You can make your data architecture more maintainable by using Lookups to route and transform events within Cribl Stream. This use case demonstrates an unusual solution, but one that served one Cribl customer’s particular goals (which might overlap with yours):

  • Ingest many – hundreds of – different sourcetype/index field combinations.
  • Send all this data through a common Pipeline.
  • Stack four Mask Functions in the Pipeline.
  • Evaluate and process each sourcetype/index field combination only within its applicable Mask Functions – either two or three Masks per combination.

This last restriction reduces latency, by preventing Mask Functions from evaluating non-applicable events, simply to ignore them.

Just to reiterate, this use case outlined here responded to this customer’s requirements – one Pipeline combining multiple Mask Functions, for many sourcetype/index combinations. More typically, you’d use multiple Pipelines to process different sourcetype/index combinations.

To enable this approach, the example below centralizes masking logic for multiple conditions in a Lookup table and corresponding Lookup Functions. The Lookup’s output filters events to the applicable Mask Functions. Specifically, we’ll show how to instruct Cribl Stream to:

  • Check for a particular index/sourcetype combination in each event, and
  • Based on that combination, determine which Masks to apply to that event.

Design the Lookup

To use a lookup as a filter, you’d start by creating a comma-separated lookup table in this format, and adding it to Cribl Stream:

index_tracker.csv
index,sourcetype,masks
apache_common, sourcetypec, ssn|credit_card|auth_token
syslog,sourcetypeb,ssn|auth_token
weblog,sourcetypea,auth_token|bearer_token

Below the header, each row specifies an index, a sourcetype, and (in the third column) a pipe-delimited list of applicable masks.

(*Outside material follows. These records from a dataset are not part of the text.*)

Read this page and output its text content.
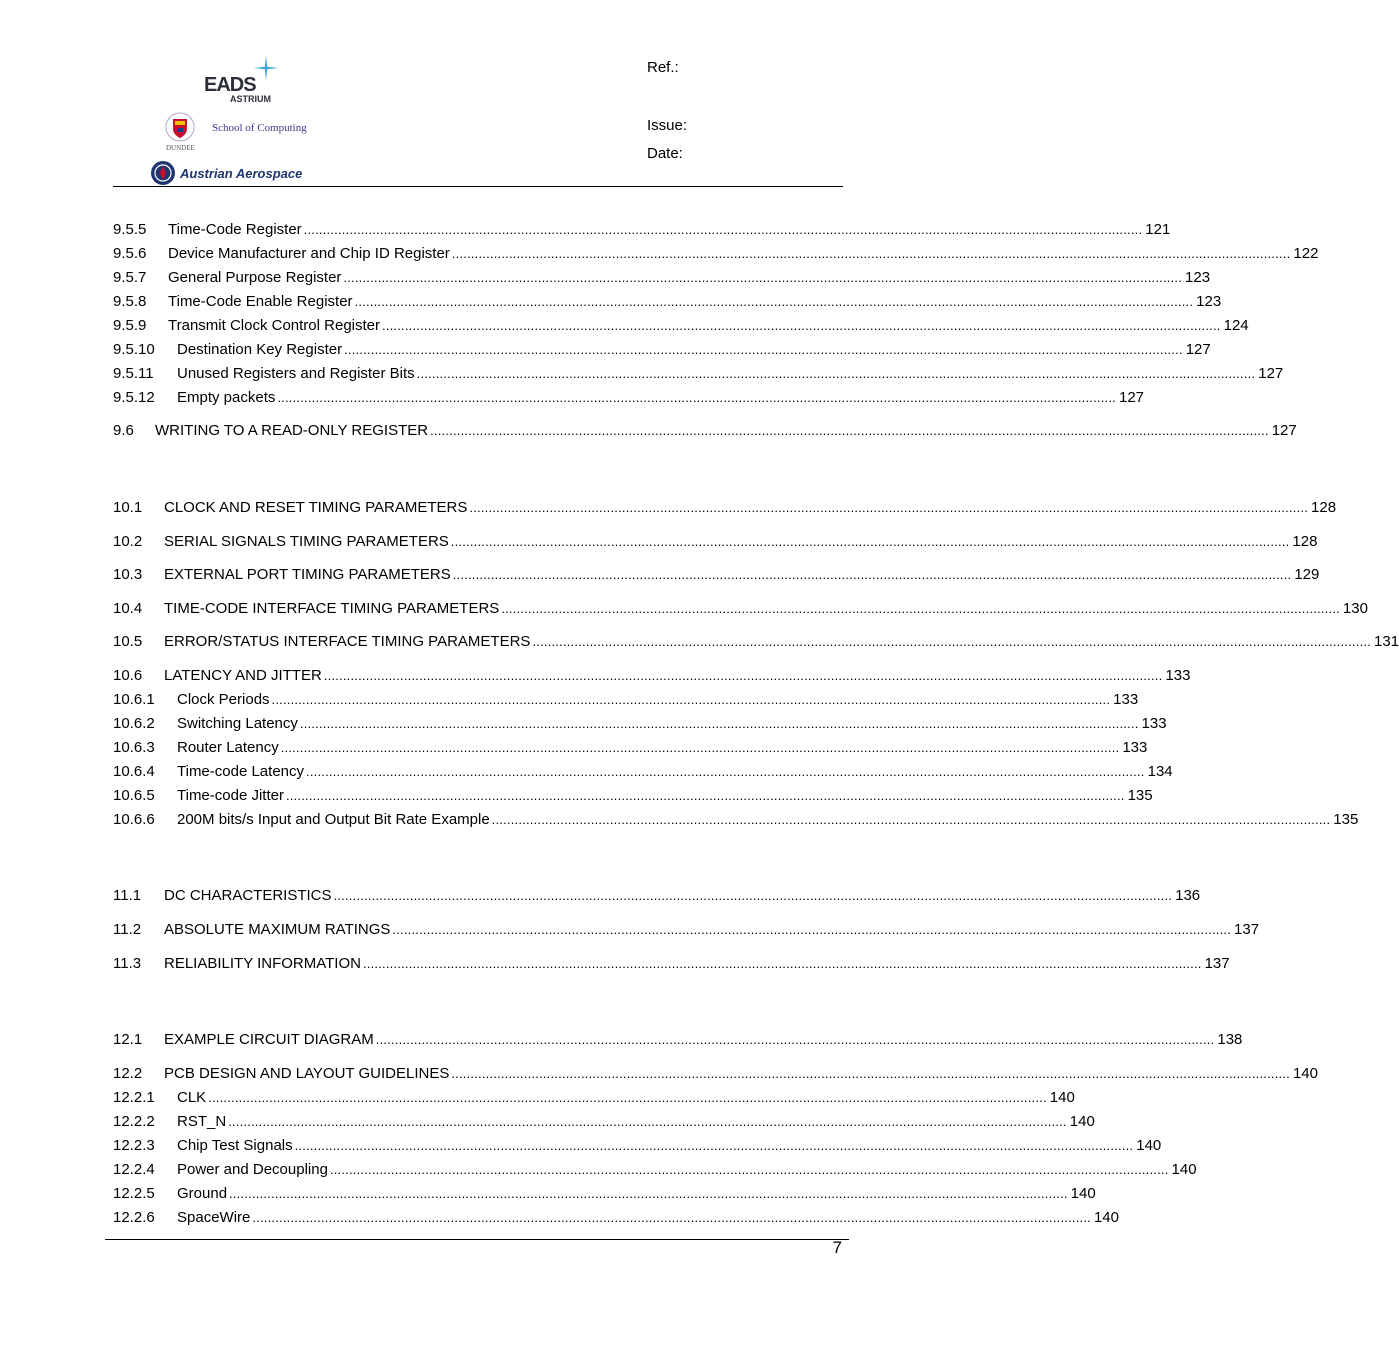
EADS
ASTRIUM
School of Computing
DUNDEE
Austrian Aerospace
Ref.:
Issue:
Date:
9.5.5	Time-Code Register ............................................................................................................................................................................................................................ 121
9.5.6	Device Manufacturer and Chip ID Register ............................................................................................................................................................................................................................ 122
9.5.7	General Purpose Register ............................................................................................................................................................................................................................ 123
9.5.8	Time-Code Enable Register ............................................................................................................................................................................................................................ 123
9.5.9	Transmit Clock Control Register ............................................................................................................................................................................................................................ 124
9.5.10	Destination Key Register ............................................................................................................................................................................................................................ 127
9.5.11	Unused Registers and Register Bits ............................................................................................................................................................................................................................ 127
9.5.12	Empty packets ............................................................................................................................................................................................................................ 127
9.6	WRITING TO A READ-ONLY REGISTER ............................................................................................................................................................................................................................ 127
10.1	CLOCK AND RESET TIMING PARAMETERS ............................................................................................................................................................................................................................ 128
10.2	SERIAL SIGNALS TIMING PARAMETERS ............................................................................................................................................................................................................................ 128
10.3	EXTERNAL PORT TIMING PARAMETERS ............................................................................................................................................................................................................................ 129
10.4	TIME-CODE INTERFACE TIMING PARAMETERS ............................................................................................................................................................................................................................ 130
10.5	ERROR/STATUS INTERFACE TIMING PARAMETERS ............................................................................................................................................................................................................................ 131
10.6	LATENCY AND JITTER ............................................................................................................................................................................................................................ 133
10.6.1	Clock Periods ............................................................................................................................................................................................................................ 133
10.6.2	Switching Latency ............................................................................................................................................................................................................................ 133
10.6.3	Router Latency ............................................................................................................................................................................................................................ 133
10.6.4	Time-code Latency ............................................................................................................................................................................................................................ 134
10.6.5	Time-code Jitter ............................................................................................................................................................................................................................ 135
10.6.6	200M bits/s Input and Output Bit Rate Example ............................................................................................................................................................................................................................ 135
11.1	DC CHARACTERISTICS ............................................................................................................................................................................................................................ 136
11.2	ABSOLUTE MAXIMUM RATINGS ............................................................................................................................................................................................................................ 137
11.3	RELIABILITY INFORMATION ............................................................................................................................................................................................................................ 137
12.1	EXAMPLE CIRCUIT DIAGRAM ............................................................................................................................................................................................................................ 138
12.2	PCB DESIGN AND LAYOUT GUIDELINES ............................................................................................................................................................................................................................ 140
12.2.1	CLK ............................................................................................................................................................................................................................ 140
12.2.2	RST_N ............................................................................................................................................................................................................................ 140
12.2.3	Chip Test Signals ............................................................................................................................................................................................................................ 140
12.2.4	Power and Decoupling ............................................................................................................................................................................................................................ 140
12.2.5	Ground ............................................................................................................................................................................................................................ 140
12.2.6	SpaceWire ............................................................................................................................................................................................................................ 140
7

To make this example work, the table must have only one row for each index/sourcetype combination. (This unusual restriction is particular to this scenario.) So, as you build out the lookup table, you cannot add new masks for existing index/sourcetype combinations by appending new rows. Instead, you must modify the third column of the existing rows.

Configure the Pipeline

Create a Cribl Stream Pipeline with a Lookup Function configured like this, pointing to your lookup table:

Lookup Function’s configuration
Lookup Function’s configuration

This Function keys against both the index and sourcetype fields. When it finds a matching combination, it adds a new key-value pair to your event for future filtering.

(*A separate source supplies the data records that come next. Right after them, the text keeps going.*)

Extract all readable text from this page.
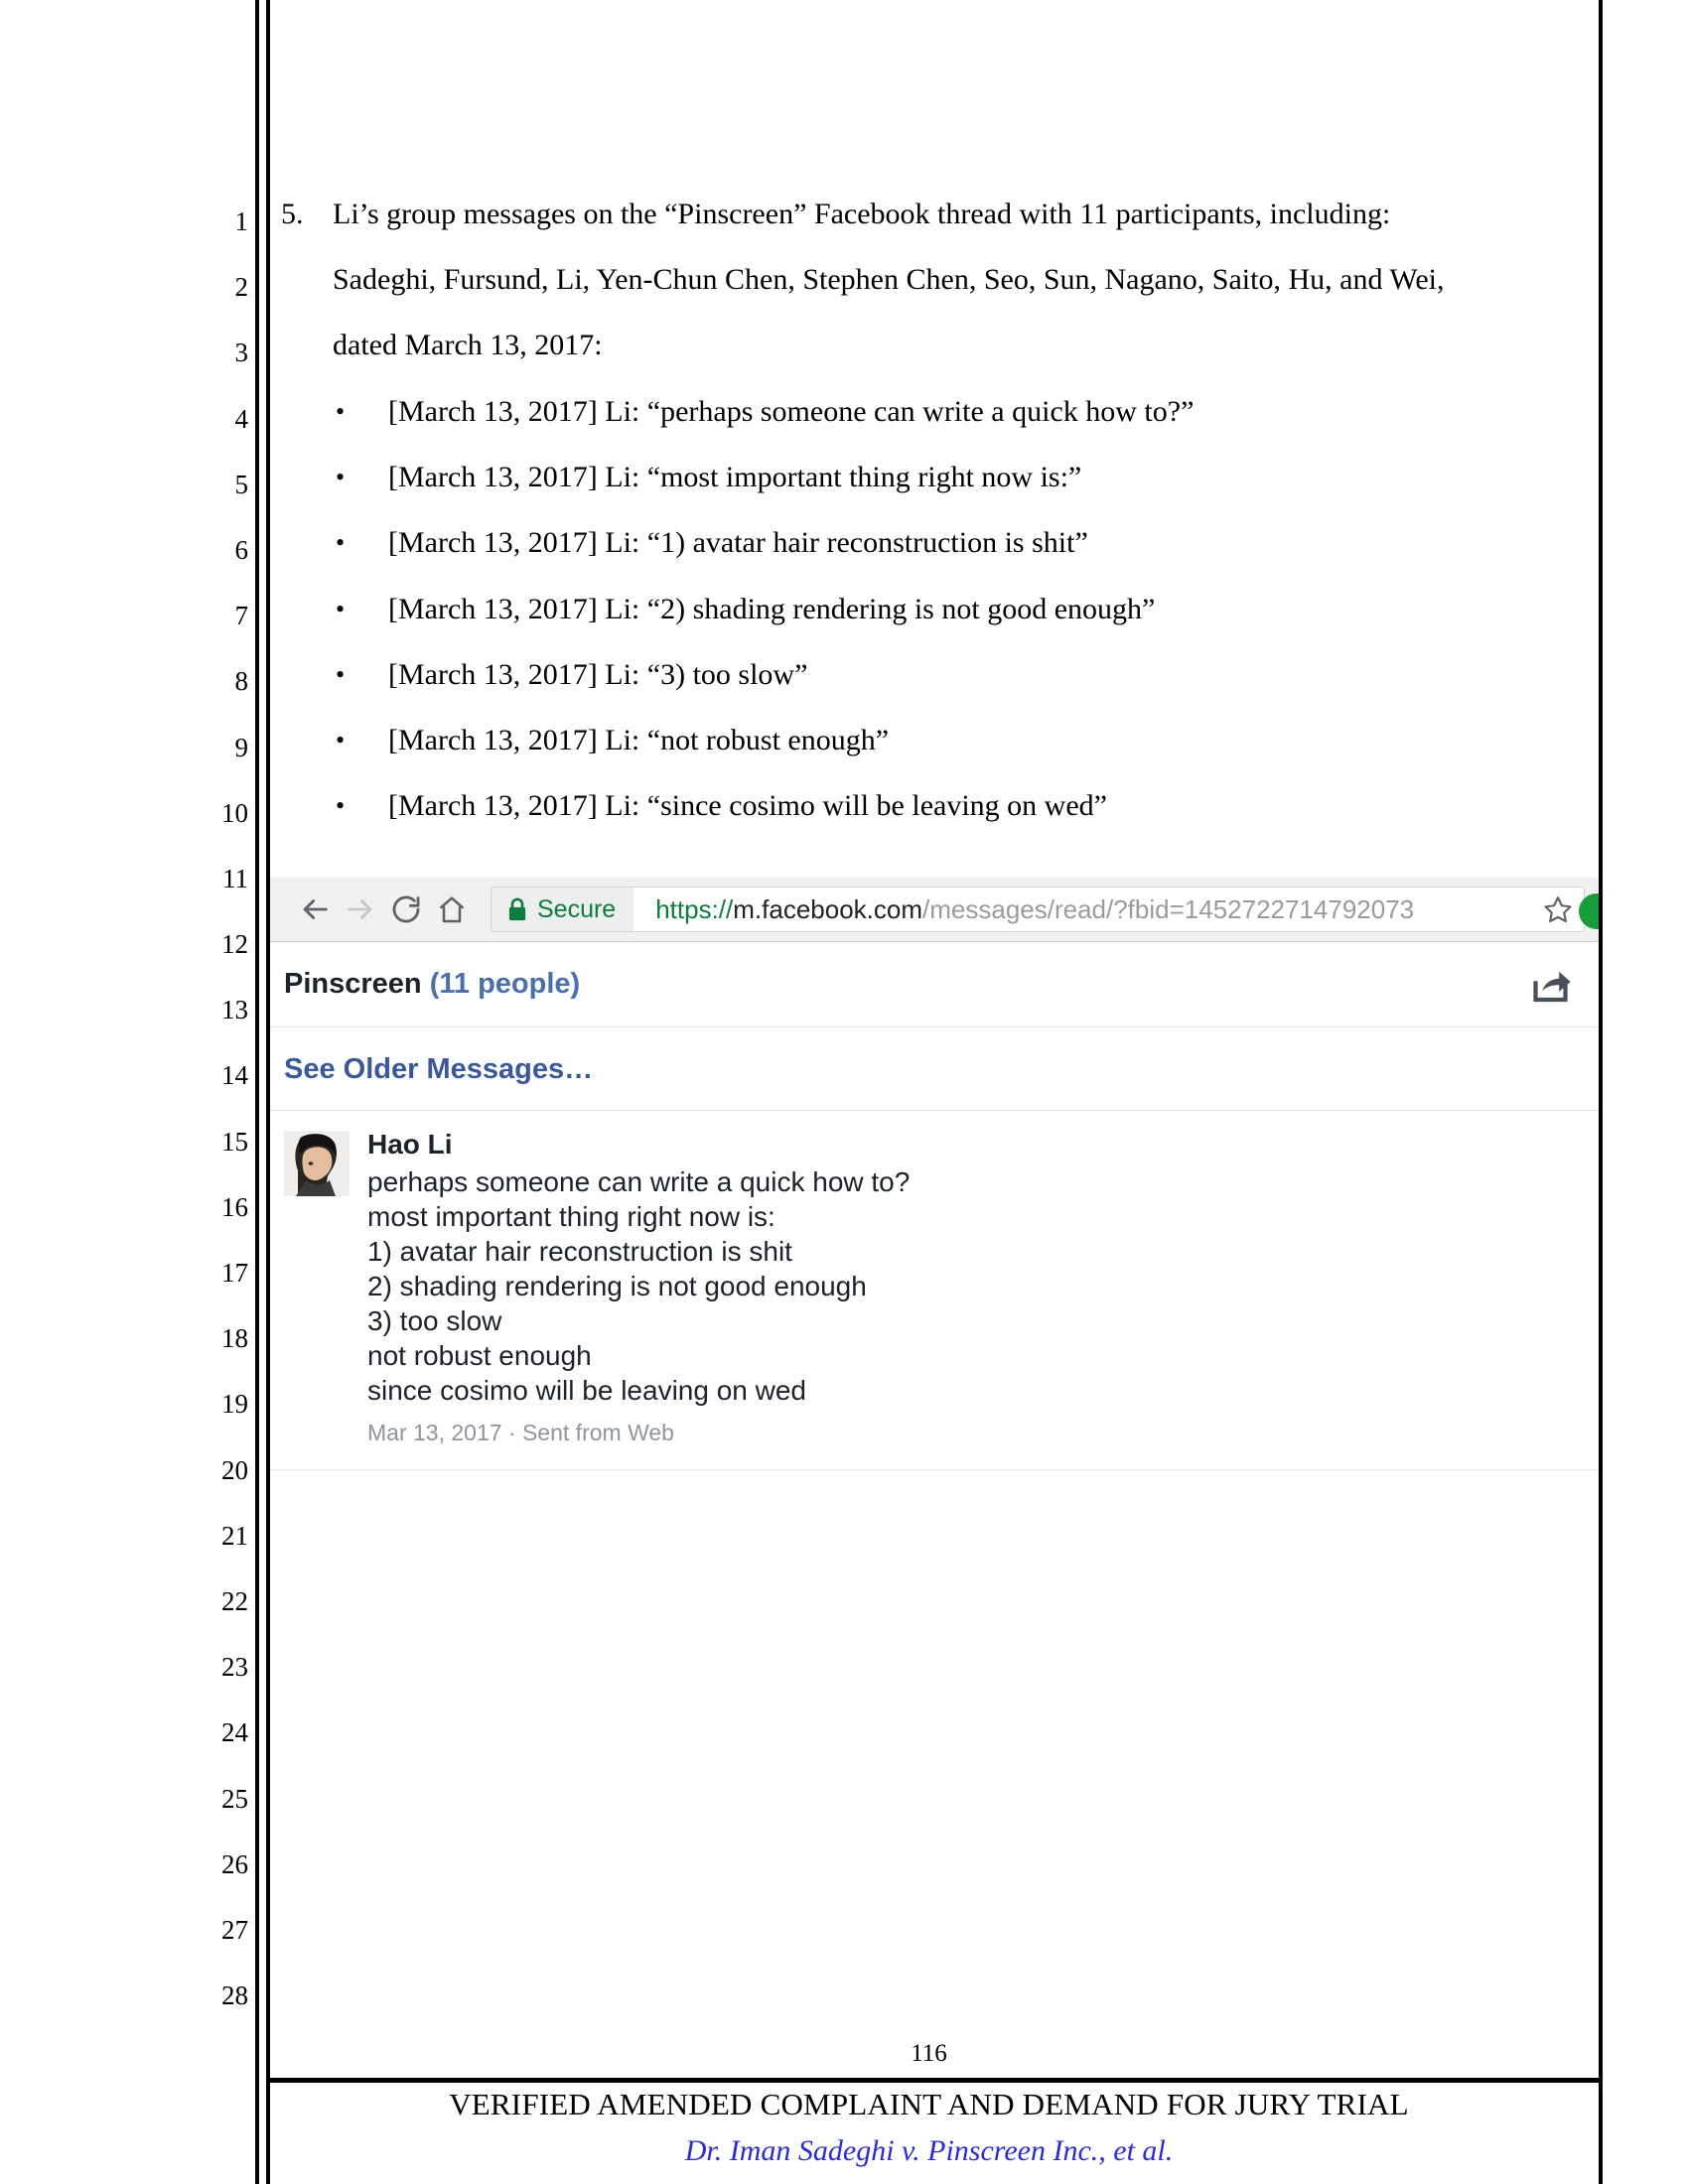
1
2
3
4
5
6
7
8
9
10
11
12
13
14
15
16
17
18
19
20
21
22
23
24
25
26
27
28
5. Li’s group messages on the “Pinscreen” Facebook thread with 11 participants, including:
Sadeghi, Fursund, Li, Yen-Chun Chen, Stephen Chen, Seo, Sun, Nagano, Saito, Hu, and Wei,
dated March 13, 2017:
• [March 13, 2017] Li: “perhaps someone can write a quick how to?”
• [March 13, 2017] Li: “most important thing right now is:”
• [March 13, 2017] Li: “1) avatar hair reconstruction is shit”
• [March 13, 2017] Li: “2) shading rendering is not good enough”
• [March 13, 2017] Li: “3) too slow”
• [March 13, 2017] Li: “not robust enough”
• [March 13, 2017] Li: “since cosimo will be leaving on wed”
Secure	https://m.facebook.com/messages/read/?fbid=1452722714792073
Pinscreen (11 people)
See Older Messages…
Hao Li
perhaps someone can write a quick how to?
most important thing right now is:
1) avatar hair reconstruction is shit
2) shading rendering is not good enough
3) too slow
not robust enough
since cosimo will be leaving on wed
Mar 13, 2017 · Sent from Web
116
VERIFIED AMENDED COMPLAINT AND DEMAND FOR JURY TRIAL
Dr. Iman Sadeghi v. Pinscreen Inc., et al.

The key of that key-value pair (namely, __masks) starts with a double underscore, to make it a Cribl Stream internal field. This convention ensures that the key-value pair will not get passed along to the Destination.

However, you might prefer to export the key-value pair. For example, you might want a Splunk Destination to index the list of masks applied to a given event, alongside that event. (This approach applies to many forensic use cases.) If so, remove the double underscore from the above Function’s Lookup Field Name in Event value, and from the subsequent Filter expressions for each Mask Function.

Each Mask Function has a JavasScript Filter that breaks the pipe-delimited string into an array, and determines whether the tag for that type of mask (e.g., bearer_auth) is in the __masks key-value pair. If so, it applies the mask processing. If not, the event moves on to the Pipeline’s next Mask Function.

Here are the four Mask Functions below the Lookup Function:

Mask Functions
Mask Functions

In this particular example, the pipe-delimited mask tags in the lookup table’s third column match the Mask Functions’ names, as well as matching their Filter conditions. This is just for simplicity – the Functions could have any names, as long as the Filter expressions match the tags.